The Tactical Medic Training of Police Officers and Medics from all over the country culminated on Saturday, June 6, 2015, with a full day of realistic scenarios. The drills included a Meth Lab explosion with multiple injuries and a hostage situation in which tactical medics are called in by the DPS SWAT Team to assist.
In the most intense scenario, the tactical medic students enter a building where active shooters have wounded multiple victims. Some are already dead. The shooting is still going on when they enter the building.
After neutralizing the threats, patients are evacuated out of the building.
Outside of the building, triage begins. Tourniquets are applied to victims in danger of “Bleeding Out.” (see blue strap around upper thigh in picture below)
The “role players” are Cypress Creek EMS employees and volunteers who put on quite a show for our students.
Then patients are moved in order of medical need and put into arriving ambulances.

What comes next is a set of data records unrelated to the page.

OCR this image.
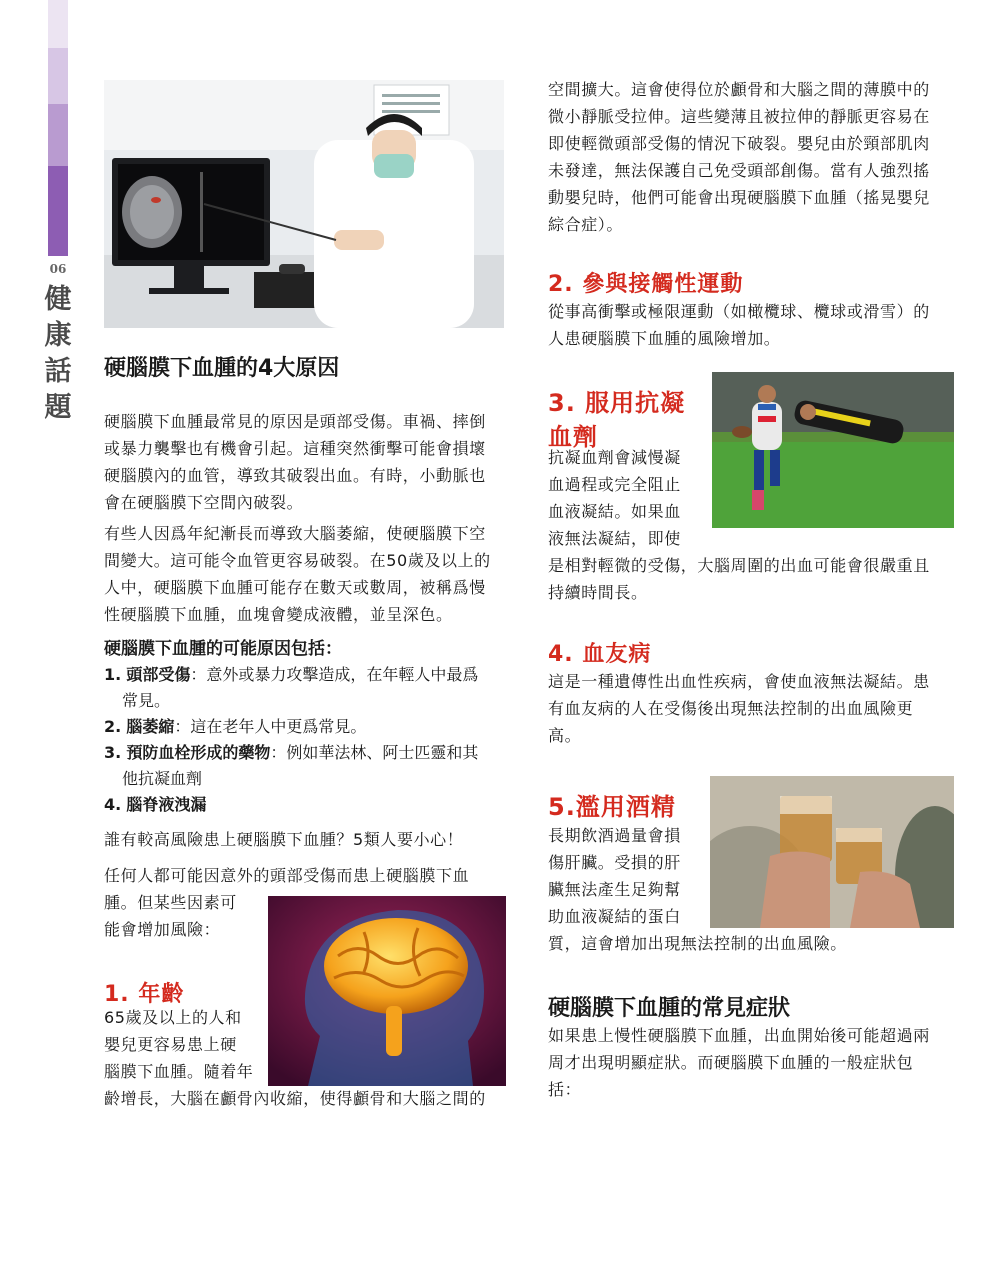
06
健
康
話
題
硬腦膜下血腫的4大原因

硬腦膜下血腫最常見的原因是頭部受傷。車禍、摔倒

或暴力襲擊也有機會引起。這種突然衝擊可能會損壞

硬腦膜內的血管，導致其破裂出血。有時，小動脈也

會在硬腦膜下空間內破裂。

有些人因爲年紀漸長而導致大腦萎縮，使硬腦膜下空

間變大。這可能令血管更容易破裂。在50歲及以上的

人中，硬腦膜下血腫可能存在數天或數周，被稱爲慢

性硬腦膜下血腫，血塊會變成液體，並呈深色。

硬腦膜下血腫的可能原因包括：
1. 頭部受傷：意外或暴力攻擊造成，在年輕人中最爲
常見。
2. 腦萎縮：這在老年人中更爲常見。
3. 預防血栓形成的藥物：例如華法林、阿士匹靈和其
他抗凝血劑
4. 腦脊液洩漏

誰有較高風險患上硬腦膜下血腫？5類人要小心！

任何人都可能因意外的頭部受傷而患上硬腦膜下血

腫。但某些因素可

能會增加風險：

1. 年齡

65歲及以上的人和

嬰兒更容易患上硬

腦膜下血腫。隨着年

齡增長，大腦在顱骨內收縮，使得顱骨和大腦之間的

空間擴大。這會使得位於顱骨和大腦之間的薄膜中的

微小靜脈受拉伸。這些變薄且被拉伸的靜脈更容易在

即使輕微頭部受傷的情況下破裂。嬰兒由於頸部肌肉

未發達，無法保護自己免受頭部創傷。當有人強烈搖

動嬰兒時，他們可能會出現硬腦膜下血腫（搖晃嬰兒

綜合症）。

2. 參與接觸性運動

從事高衝擊或極限運動（如橄欖球、欖球或滑雪）的

人患硬腦膜下血腫的風險增加。

3. 服用抗凝

血劑

抗凝血劑會減慢凝

血過程或完全阻止

血液凝結。如果血

液無法凝結，即使

是相對輕微的受傷，大腦周圍的出血可能會很嚴重且

持續時間長。

4. 血友病

這是一種遺傳性出血性疾病，會使血液無法凝結。患

有血友病的人在受傷後出現無法控制的出血風險更

高。

5.濫用酒精

長期飲酒過量會損

傷肝臟。受損的肝

臟無法產生足夠幫

助血液凝結的蛋白

質，這會增加出現無法控制的出血風險。

硬腦膜下血腫的常見症狀

如果患上慢性硬腦膜下血腫，出血開始後可能超過兩

周才出現明顯症狀。而硬腦膜下血腫的一般症狀包

括：
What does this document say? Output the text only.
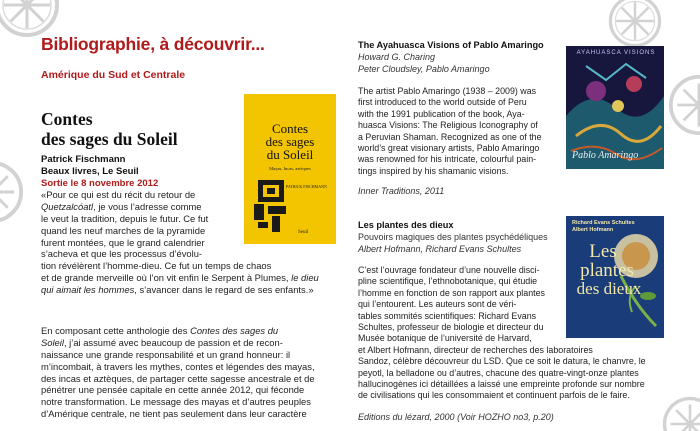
Bibliographie, à découvrir...
Amérique du Sud et Centrale
Contes
des sages du Soleil
Patrick Fischmann
Beaux livres, Le Seuil
Sortie le 8 novembre 2012
Contes
des sages
du Soleil
Mayas, Incas, aztèques
PATRICK FISCHMANN
Seuil
«Pour ce qui est du récit du retour de
Quetzalcóatl, je vous l’adresse comme
le veut la tradition, depuis le futur. Ce fut
quand les neuf marches de la pyramide
furent montées, que le grand calendrier
s’acheva et que les processus d’évolu-
tion révélèrent l’homme-dieu. Ce fut un temps de chaos
et de grande merveille où l’on vit enfin le Serpent à Plumes, le dieu
qui aimait les hommes, s’avancer dans le regard de ses enfants.»
En composant cette anthologie des Contes des sages du
Soleil, j’ai assumé avec beaucoup de passion et de recon-
naissance une grande responsabilité et un grand honneur: il
m’incombait, à travers les mythes, contes et légendes des mayas,
des incas et aztèques, de partager cette sagesse ancestrale et de
pénétrer une pensée capitale en cette année 2012, qui féconde
notre transformation. Le message des mayas et d’autres peuples
d’Amérique centrale, ne tient pas seulement dans leur caractère
The Ayahuasca Visions of Pablo Amaringo
Howard G. Charing
Peter Cloudsley, Pablo Amaringo
The artist Pablo Amaringo (1938 – 2009) was
first introduced to the world outside of Peru
with the 1991 publication of the book, Aya-
huasca Visions: The Religious Iconography of
a Peruvian Shaman. Recognized as one of the
world’s great visionary artists, Pablo Amaringo
was renowned for his intricate, colourful pain-
tings inspired by his shamanic visions.
Inner Traditions, 2011
AYAHUASCA VISIONS
Pablo Amaringo
Les plantes des dieux
Pouvoirs magiques des plantes psychédéliques
Albert Hofmann, Richard Evans Schultes
C’est l’ouvrage fondateur d’une nouvelle disci-
pline scientifique, l’ethnobotanique, qui étudie
l’homme en fonction de son rapport aux plantes
qui l’entourent. Les auteurs sont de véri-
tables sommités scientifiques: Richard Evans
Schultes, professeur de biologie et directeur du
Musée botanique de l’université de Harvard,
et Albert Hofmann, directeur de recherches des laboratoires
Sandoz, célèbre découvreur du LSD. Que ce soit le datura, le chanvre, le
peyotl, la belladone ou d’autres, chacune des quatre-vingt-onze plantes
hallucinogènes ici détaillées a laissé une empreinte profonde sur nombre
de civilisations qui les consommaient et continuent parfois de le faire.
Editions du lézard, 2000 (Voir HOZHO no3, p.20)
Richard Evans Schultes
Albert Hofmann
Les
plantes
des dieux
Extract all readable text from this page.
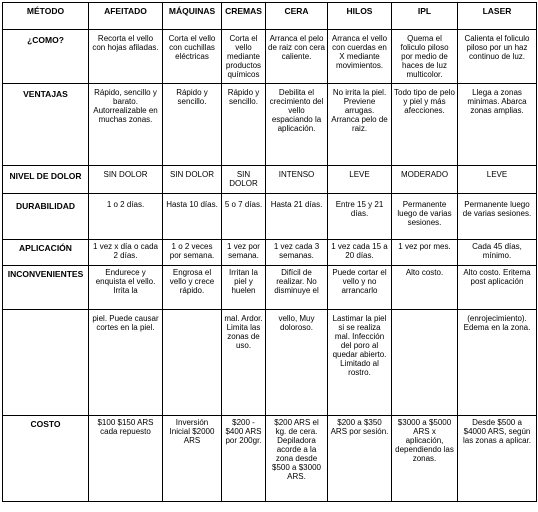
MÉTODO	AFEITADO	MÁQUINAS	CREMAS	CERA	HILOS	IPL	LASER
¿COMO?	Recorta el vello con hojas afiladas.	Corta el vello con cuchillas eléctricas	Corta el vello mediante productos químicos	Arranca el pelo de raiz con cera caliente.	Arranca el vello con cuerdas en X mediante movimientos.	Quema el foliculo piloso por medio de haces de luz multicolor.	Calienta el foliculo piloso por un haz continuo de luz.
VENTAJAS	Rápido, sencillo y barato. Autorrealizable en muchas zonas.	Rápido y sencillo.	Rápido y sencillo.	Debilita el crecimiento del vello espaciando la aplicación.	No irrita la piel. Previene arrugas. Arranca pelo de raiz.	Todo tipo de pelo y piel y más afecciones.	Llega a zonas minimas. Abarca zonas amplias.
NIVEL DE DOLOR	SIN DOLOR	SIN DOLOR	SIN DOLOR	INTENSO	LEVE	MODERADO	LEVE
DURABILIDAD	1 o 2 días.	Hasta 10 días.	5 o 7 días.	Hasta 21 días.	Entre 15 y 21 días.	Permanente luego de varias sesiones.	Permanente luego de varias sesiones.
APLICACIÓN	1 vez x día o cada 2 días.	1 o 2 veces por semana.	1 vez por semana.	1 vez cada 3 semanas.	1 vez cada 15 a 20 días.	1 vez por mes.	Cada 45 días, mínimo.
INCONVENIENTES	Endurece y enquista el vello. Irrita la	Engrosa el vello y crece rápido.	Irritan la piel y huelen	Difícil de realizar. No disminuye el	Puede cortar el vello y no arrancarlo	Alto costo.	Alto costo. Eritema post aplicación
	piel. Puede causar cortes en la piel.		mal. Ardor. Limita las zonas de uso.	vello, Muy doloroso.	Lastimar la piel si se realiza mal. Infección del poro al quedar abierto. Limitado al rostro.		(enrojecimiento). Edema en la zona.
COSTO	$100 $150 ARS cada repuesto	Inversión Inicial $2000 ARS	$200 - $400 ARS por 200gr.	$200 ARS el kg. de cera. Depiladora acorde a la zona desde $500 a $3000 ARS.	$200 a $350 ARS por sesión.	$3000 a $5000 ARS x aplicación, dependiendo las zonas.	Desde $500 a $4000 ARS, según las zonas a aplicar.
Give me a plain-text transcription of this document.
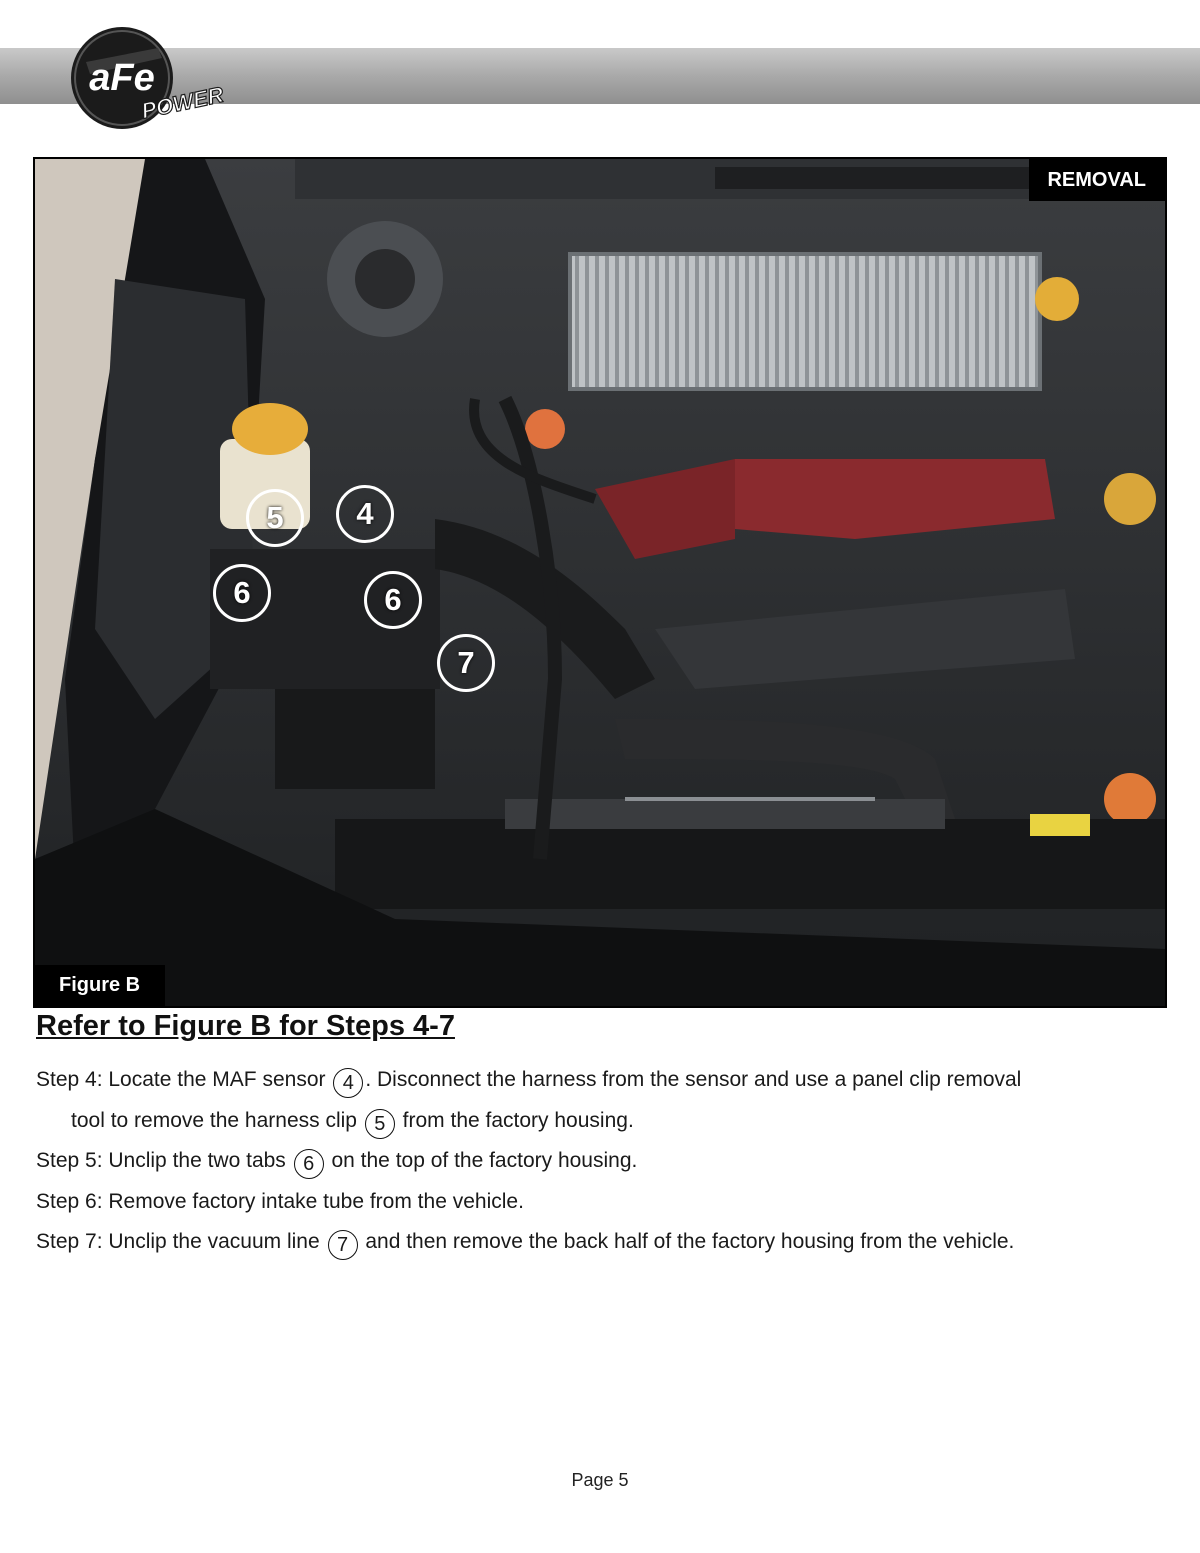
aFe
POWER
REMOVAL
Figure B
5	4
6	6
7
Refer to Figure B for Steps 4-7

Step 4: Locate the MAF sensor 4 . Disconnect the harness from the sensor and use a panel clip removal

tool to remove the harness clip 5 from the factory housing.

Step 5: Unclip the two tabs 6 on the top of the factory housing.

Step 6: Remove factory intake tube from the vehicle.

Step 7: Unclip the vacuum line 7 and then remove the back half of the factory housing from the vehicle.

Page 5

The injured are then transported to a field hospital set up by SETRAC for further lifesaving treatment.
Since 2000, the Cypress Creek EMS Tactical Medic Team has been sharing its vast knowledge of tactical medicine with other first responders.
Our training program, which is held twice a year, has drawn law enforcement and medical professionals from all over the country and all over the world including Germany, Italy, Spain, Mexico, New Zealand and Canada. In fact, ours is the only Tactical EMS Training that is officially approved by the Canadian government.
CCEMS began putting together its Tactical Medic Team in 1994. It was the first such team in the Greater Houston area and, we believe, the first in Texas.
Our Team assists local, state and federal law enforcement in high risk operations such as serving felony warrants on suspects believed to be armed. The team is also deployed for active shooter and hostage situations.
CCEMS Tactical Team members are both certified medics and certified police officers who can deliver medical care on the front lines at the “point of wounding,” while engaging armed suspects and extracting the injured. The team members call it, “Bringing Good Medicine to Bad Places.”